Affects Version/s: None
Fix Version/s: None
Use Calcite Benchmark, and run it on the Benchmark environment.
Design and implement a study of the Calcite framework using benchmark that is to be developed for CALCITE-2168 (Implement a General Purpose Benchmark for Calcite), and run a comparative analysis of the performance of the Calcite optimizer, and the performance of the queries under Calcite optimized and un-optimized, and in comparison to standalone databases, or other frameworks.
Some ideas and targets for the study:
- Planning and execution time with queries that span across multiple systems (e.g. Postgres and Cassandra, Postgres and Pig, Pig and Cassandra).
- for TCP-DS, study the plan produced by Calcite vs. existing RDBMS optimizers (e.g. Postgres, MySQL). This would be interesting even as a
feature to use in conjunction with the lattice framework to decide what queries to eventually build lattices as an estimation of time savings.
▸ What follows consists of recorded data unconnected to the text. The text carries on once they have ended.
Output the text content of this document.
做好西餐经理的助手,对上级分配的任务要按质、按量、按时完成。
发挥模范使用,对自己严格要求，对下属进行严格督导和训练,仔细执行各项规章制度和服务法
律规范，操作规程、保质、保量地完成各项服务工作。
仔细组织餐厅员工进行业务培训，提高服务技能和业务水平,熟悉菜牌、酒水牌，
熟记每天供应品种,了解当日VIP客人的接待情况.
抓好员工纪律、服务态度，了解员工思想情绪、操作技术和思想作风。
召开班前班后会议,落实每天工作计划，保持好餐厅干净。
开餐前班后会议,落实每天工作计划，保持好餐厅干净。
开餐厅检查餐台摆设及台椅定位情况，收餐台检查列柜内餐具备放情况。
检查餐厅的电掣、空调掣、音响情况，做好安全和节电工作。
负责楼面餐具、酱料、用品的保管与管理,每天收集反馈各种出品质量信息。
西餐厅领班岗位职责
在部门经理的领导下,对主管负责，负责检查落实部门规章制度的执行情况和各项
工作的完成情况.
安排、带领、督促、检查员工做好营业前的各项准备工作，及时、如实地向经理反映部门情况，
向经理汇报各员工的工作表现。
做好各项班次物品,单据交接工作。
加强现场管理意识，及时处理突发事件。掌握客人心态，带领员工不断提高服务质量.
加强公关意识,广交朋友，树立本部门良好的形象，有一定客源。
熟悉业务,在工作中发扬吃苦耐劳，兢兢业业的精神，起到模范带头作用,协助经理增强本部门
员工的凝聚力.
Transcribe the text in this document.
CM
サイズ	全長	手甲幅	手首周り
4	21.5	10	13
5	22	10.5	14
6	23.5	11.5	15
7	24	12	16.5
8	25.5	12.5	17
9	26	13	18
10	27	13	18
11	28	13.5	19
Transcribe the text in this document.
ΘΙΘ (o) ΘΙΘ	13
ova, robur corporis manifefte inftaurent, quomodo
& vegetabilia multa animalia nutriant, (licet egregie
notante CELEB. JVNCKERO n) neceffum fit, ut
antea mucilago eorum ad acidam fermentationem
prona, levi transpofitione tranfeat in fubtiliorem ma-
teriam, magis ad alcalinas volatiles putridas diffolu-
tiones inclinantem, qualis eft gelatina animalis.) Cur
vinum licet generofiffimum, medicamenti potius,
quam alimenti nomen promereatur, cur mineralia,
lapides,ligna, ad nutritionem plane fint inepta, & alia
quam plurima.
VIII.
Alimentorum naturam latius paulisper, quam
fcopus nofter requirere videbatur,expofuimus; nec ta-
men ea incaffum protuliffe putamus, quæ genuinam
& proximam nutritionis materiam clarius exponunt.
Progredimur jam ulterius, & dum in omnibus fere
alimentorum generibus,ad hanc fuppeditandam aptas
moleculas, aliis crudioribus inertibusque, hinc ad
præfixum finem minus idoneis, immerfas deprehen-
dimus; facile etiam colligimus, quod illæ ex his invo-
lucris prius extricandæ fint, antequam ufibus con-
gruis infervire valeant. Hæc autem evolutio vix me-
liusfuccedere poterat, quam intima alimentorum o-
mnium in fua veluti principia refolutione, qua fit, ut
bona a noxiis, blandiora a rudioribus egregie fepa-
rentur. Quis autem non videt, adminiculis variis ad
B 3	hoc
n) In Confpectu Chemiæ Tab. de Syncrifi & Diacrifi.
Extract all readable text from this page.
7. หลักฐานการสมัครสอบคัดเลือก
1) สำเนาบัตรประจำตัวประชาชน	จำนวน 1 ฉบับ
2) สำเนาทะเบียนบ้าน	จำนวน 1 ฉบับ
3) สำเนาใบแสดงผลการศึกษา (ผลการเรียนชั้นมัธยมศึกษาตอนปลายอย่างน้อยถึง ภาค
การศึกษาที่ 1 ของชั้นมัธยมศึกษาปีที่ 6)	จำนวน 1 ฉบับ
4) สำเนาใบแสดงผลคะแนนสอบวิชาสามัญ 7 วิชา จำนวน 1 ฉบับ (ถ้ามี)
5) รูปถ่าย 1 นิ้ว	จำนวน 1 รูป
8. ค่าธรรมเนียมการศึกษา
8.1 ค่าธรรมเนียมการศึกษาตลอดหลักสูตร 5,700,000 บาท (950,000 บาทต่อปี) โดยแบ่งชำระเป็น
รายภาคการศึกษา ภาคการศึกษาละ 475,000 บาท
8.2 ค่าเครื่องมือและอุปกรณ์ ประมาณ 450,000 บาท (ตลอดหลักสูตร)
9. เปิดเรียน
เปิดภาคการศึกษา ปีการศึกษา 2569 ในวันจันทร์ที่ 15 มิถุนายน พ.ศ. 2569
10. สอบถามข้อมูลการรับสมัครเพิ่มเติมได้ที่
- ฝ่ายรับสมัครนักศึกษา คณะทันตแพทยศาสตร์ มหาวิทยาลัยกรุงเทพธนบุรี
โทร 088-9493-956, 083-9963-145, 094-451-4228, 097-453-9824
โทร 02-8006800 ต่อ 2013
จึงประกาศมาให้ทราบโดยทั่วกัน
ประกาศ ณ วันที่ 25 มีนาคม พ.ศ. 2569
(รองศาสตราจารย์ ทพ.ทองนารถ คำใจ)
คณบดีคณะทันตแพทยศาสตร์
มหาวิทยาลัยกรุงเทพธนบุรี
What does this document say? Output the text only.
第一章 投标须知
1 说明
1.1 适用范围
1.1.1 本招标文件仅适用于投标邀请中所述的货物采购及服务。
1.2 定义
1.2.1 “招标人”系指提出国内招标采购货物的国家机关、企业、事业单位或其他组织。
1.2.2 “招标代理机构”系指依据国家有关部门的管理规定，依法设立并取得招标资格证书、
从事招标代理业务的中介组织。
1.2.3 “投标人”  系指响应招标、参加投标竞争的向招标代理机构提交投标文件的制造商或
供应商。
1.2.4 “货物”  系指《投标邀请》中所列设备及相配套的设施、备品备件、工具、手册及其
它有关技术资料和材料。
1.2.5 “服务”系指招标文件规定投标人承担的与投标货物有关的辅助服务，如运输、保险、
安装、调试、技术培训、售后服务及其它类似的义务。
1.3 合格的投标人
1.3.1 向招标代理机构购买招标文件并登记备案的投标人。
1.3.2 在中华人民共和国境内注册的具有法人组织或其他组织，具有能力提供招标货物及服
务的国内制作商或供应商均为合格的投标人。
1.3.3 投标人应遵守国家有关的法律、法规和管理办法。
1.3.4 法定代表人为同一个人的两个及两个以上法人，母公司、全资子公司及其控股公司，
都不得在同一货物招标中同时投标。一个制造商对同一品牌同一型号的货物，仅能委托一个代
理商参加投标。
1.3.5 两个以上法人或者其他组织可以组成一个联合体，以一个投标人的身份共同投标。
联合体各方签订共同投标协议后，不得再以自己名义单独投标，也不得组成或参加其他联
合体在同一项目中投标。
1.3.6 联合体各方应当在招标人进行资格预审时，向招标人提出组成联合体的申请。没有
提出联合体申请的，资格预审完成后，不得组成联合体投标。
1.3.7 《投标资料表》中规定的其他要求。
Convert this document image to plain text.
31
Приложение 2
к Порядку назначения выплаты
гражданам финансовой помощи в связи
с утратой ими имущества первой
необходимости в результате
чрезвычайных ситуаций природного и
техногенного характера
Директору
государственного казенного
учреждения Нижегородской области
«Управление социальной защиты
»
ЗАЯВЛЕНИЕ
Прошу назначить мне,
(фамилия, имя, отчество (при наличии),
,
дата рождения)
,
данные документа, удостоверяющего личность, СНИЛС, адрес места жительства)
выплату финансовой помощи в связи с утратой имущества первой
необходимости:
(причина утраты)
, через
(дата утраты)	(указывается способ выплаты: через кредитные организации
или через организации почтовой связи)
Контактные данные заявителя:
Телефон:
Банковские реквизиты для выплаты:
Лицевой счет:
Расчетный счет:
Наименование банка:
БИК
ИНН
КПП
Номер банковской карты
- Optimizer runtime for complex queries (we could also compare with the runtime of executing the optimized query directly)
- Calcite optimized query
- Unoptimized query with the optimizer of the backend disabled
- Unoptimized query with the optimizer of the backend enabled
- Comparison with other federated query processing engines such as Spark SQL, PrestoDB, and maybe KSQL and InfluxDB
- Uses Calcite to optimize Spark queries